Everything seemed to slip into slow-motion in Hawthorne’s mind.

Hawthorne bent down and snared the baseball with his bare right hand. He fielded sure-handedly and flipped the ball underhand towards home plate. Salverro dropped his left knee, clad with its purple shin pad to the dirt to block any straight-line slide attempt to the plate. Wirkin went into a hook slide toward the outside of the dish. He hoped to slip around Salverro’s leg and stab at the plate with left hand. The ball plopped into Salverro’s gloved left hand. He covered it with his bare right hand and dove head-first in the direction of the sliding Wirkin. The glove hit Wirkin, Wirkin’s hand hit the edge of the plate, but which happened first?
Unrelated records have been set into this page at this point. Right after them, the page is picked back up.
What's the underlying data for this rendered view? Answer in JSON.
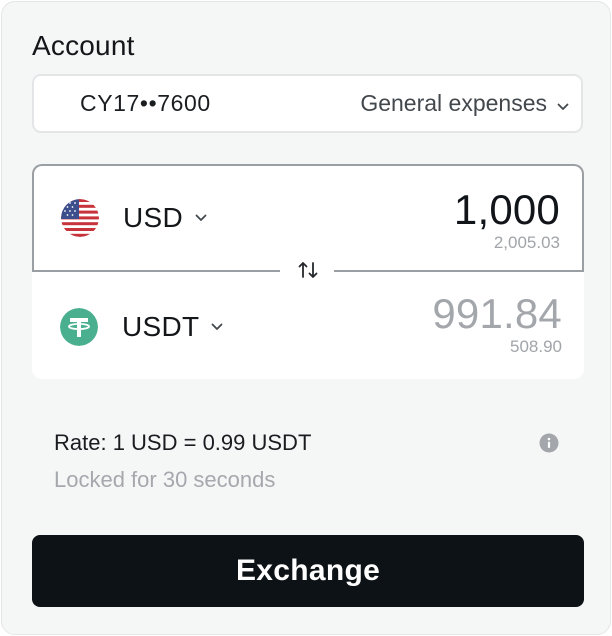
{
  "account": {
    "title": "Account",
    "number": "CY17••7600",
    "name": "General expenses",
    "icon": "chevron-down-icon"
  },
  "from": {
    "currency": "USD",
    "amount": "1,000",
    "balance": "2,005.03",
    "icon": "us-flag-icon",
    "amount_color": "#111418"
  },
  "to": {
    "currency": "USDT",
    "amount": "991.84",
    "balance": "508.90",
    "icon": "tether-icon",
    "brand_color": "#4aaf8f",
    "amount_color": "#a3a7ab"
  },
  "swap": {
    "icon": "swap-arrows-icon"
  },
  "rate": {
    "text": "Rate: 1 USD = 0.99 USDT",
    "lock_text": "Locked for 30 seconds",
    "icon": "info-icon"
  },
  "exchange_button": {
    "label": "Exchange",
    "background": "#0c1215"
  }
}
Tension rolled over Sewell-Thomas Stadium as if a weather front had suddenly rolled in and a momentary hush fell over the field as all eyes focused in on home plate umpire Todd Cirillo.
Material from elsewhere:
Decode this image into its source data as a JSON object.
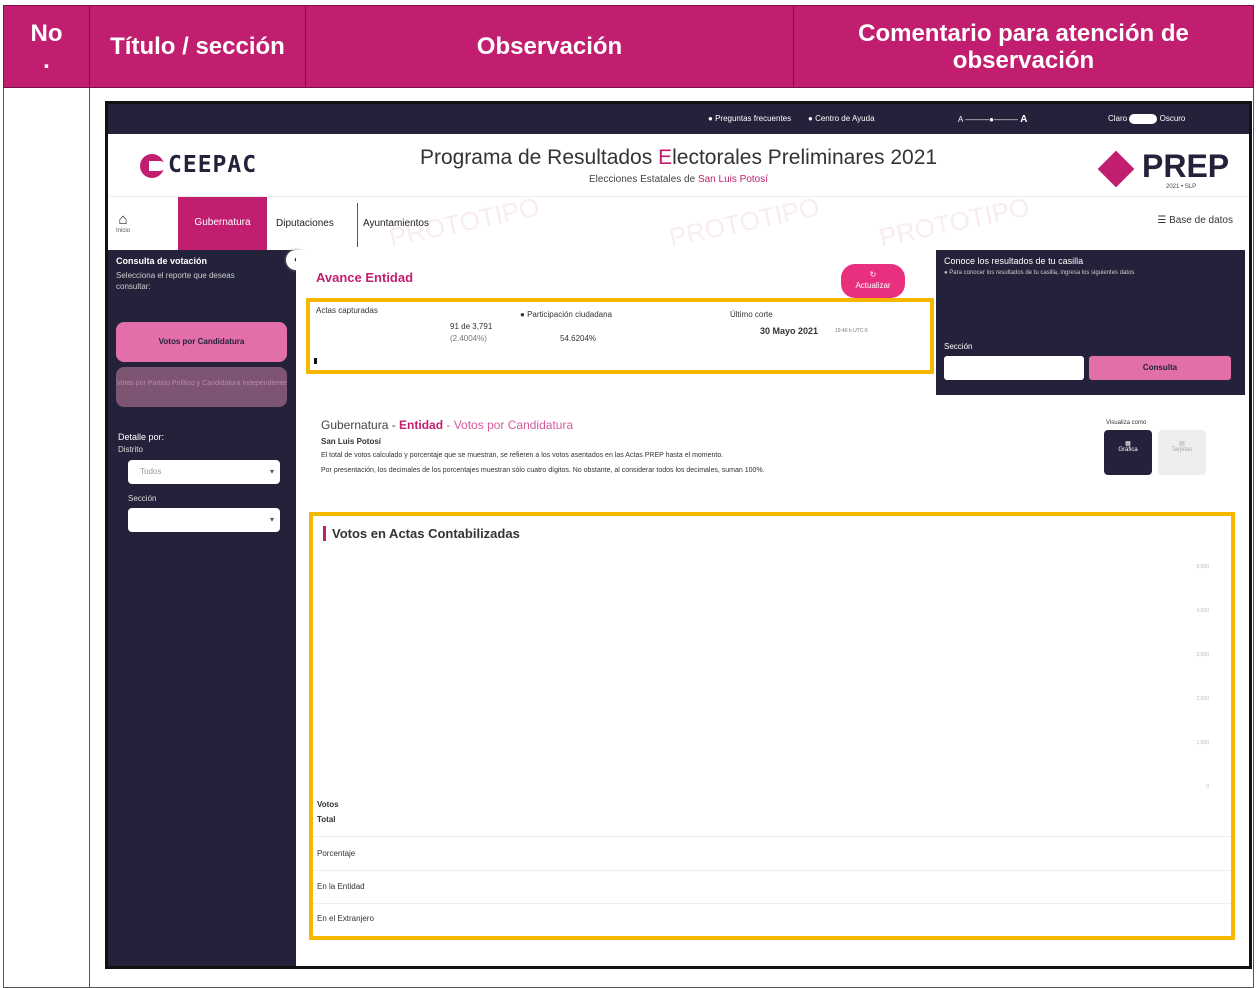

Cirillo pointed with his left hand down at the area where the tag play had just taken place. He stepped forward with his left foot, which was clad in a freshly-polished black shoe. He formed his right hand into a fist which he the drove through the air in front of him with such enthusiasm that his momentum brought his trailing right foot off the ground.

“YER OUT!”

With two words, the game snapped back into real-time in Hawthorne’s head. “Yes!” he exclaimed, to no one in particular as he gave a fist pump with his right hand and pointed at Salverro in appreciation of the tag applied on the play. Salverro rolled the baseball back to the mound and pointed right back at Hawthorne as they trotted off the field toward the Tigers’ dugout on the first-base side. The SEC Championship would go into extra innings tied 6-6. The crowd in Tuscaloosa, which largely favored the host Crimson Tide, was stunned into a temporary silence.
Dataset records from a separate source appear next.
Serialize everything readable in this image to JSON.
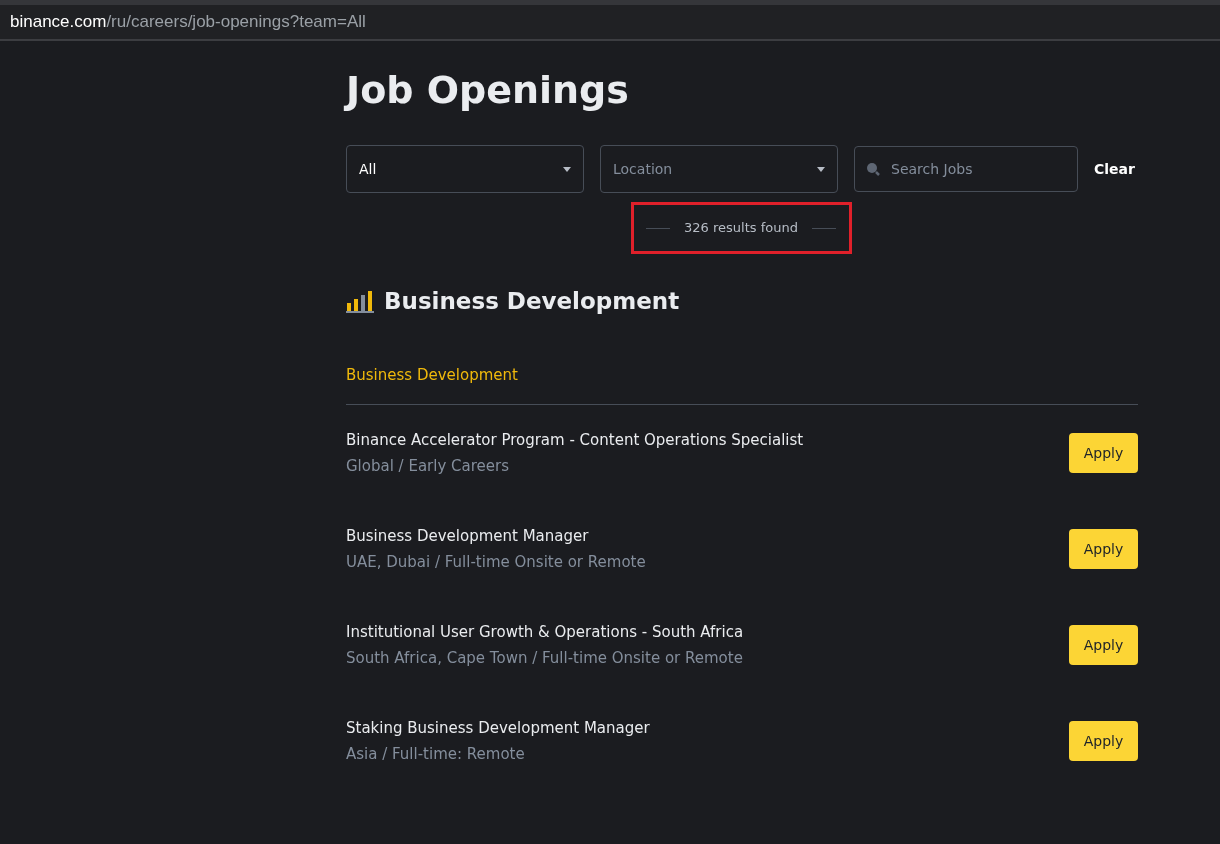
{
  "address_bar": {
    "domain": "binance.com",
    "path": "/ru/careers/job-openings?team=All"
  },
  "title": "Job Openings",
  "filters": {
    "team": {
      "value": "All"
    },
    "location": {
      "placeholder": "Location"
    },
    "search": {
      "placeholder": "Search Jobs"
    },
    "clear": "Clear"
  },
  "results": "326 results found",
  "section": {
    "heading": "Business Development",
    "subheading": "Business Development"
  },
  "jobs": [
    {
      "title": "Binance Accelerator Program - Content Operations Specialist",
      "details": "Global / Early Careers",
      "action": "Apply"
    },
    {
      "title": "Business Development Manager",
      "details": "UAE, Dubai / Full-time Onsite or Remote",
      "action": "Apply"
    },
    {
      "title": "Institutional User Growth & Operations - South Africa",
      "details": "South Africa, Cape Town / Full-time Onsite or Remote",
      "action": "Apply"
    },
    {
      "title": "Staking Business Development Manager",
      "details": "Asia / Full-time: Remote",
      "action": "Apply"
    }
  ]
}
The play at the plate seemed to energize the LSU squad. Hawthorne in particular seemed to have his engine revved up by making the play to get out of the jam. He clobbered a one-out double off the wall in left-center in the top of the 10th inning. He made a diving snag of a line drive hit to his right to save an extra-base hit in the bottom half of the inning. He fielded a hot ground ball and started a 5-4-3, inning-ending double play in the bottom of the 11th. Hawthorne was so in the zone that he barely saw the hit that would eventually be the game-winner.

There were two outs and a runner on base in the top of the 12th and Hawthorne was standing in front of the bat rack at the end of the dugout. He was “in the hole” and getting himself mentally dialed in for his upcoming at-bat when Tiger senior second-baseman Lance Donnelly turned on a 2-1 fastball and hit it over the wall in left field for a two-run home run and an 8-6 LSU lead. Just like that, after the next batter struck out and Alabama went in order in the bottom of the inning, the Tigers were SEC champions.

After the celebration started to die down a little, Hawthorne picked up his cell phone, headed for a quiet corner of the locker room and made a call.

Riiiiiiiiiiiing…

Riiiiiiiiiiiing…

Riiiiiii–

“Hey there!”

Hawthorne could barely hear her over the loud background noise on the other end of the phone.

“Hello?… Sarah?”

“Yeah, hey… What’s up?” came the reply from the other end, as the background noise faded off a little bit, but remained present.

Sarah Miggalo was Hawthorne’s girlfriend of two-plus years; a fellow LSU senior who originally hailed from Minneapolis, Minnesota. Her sing-songy voice always left Hawthorne feeling a little weak in the knees.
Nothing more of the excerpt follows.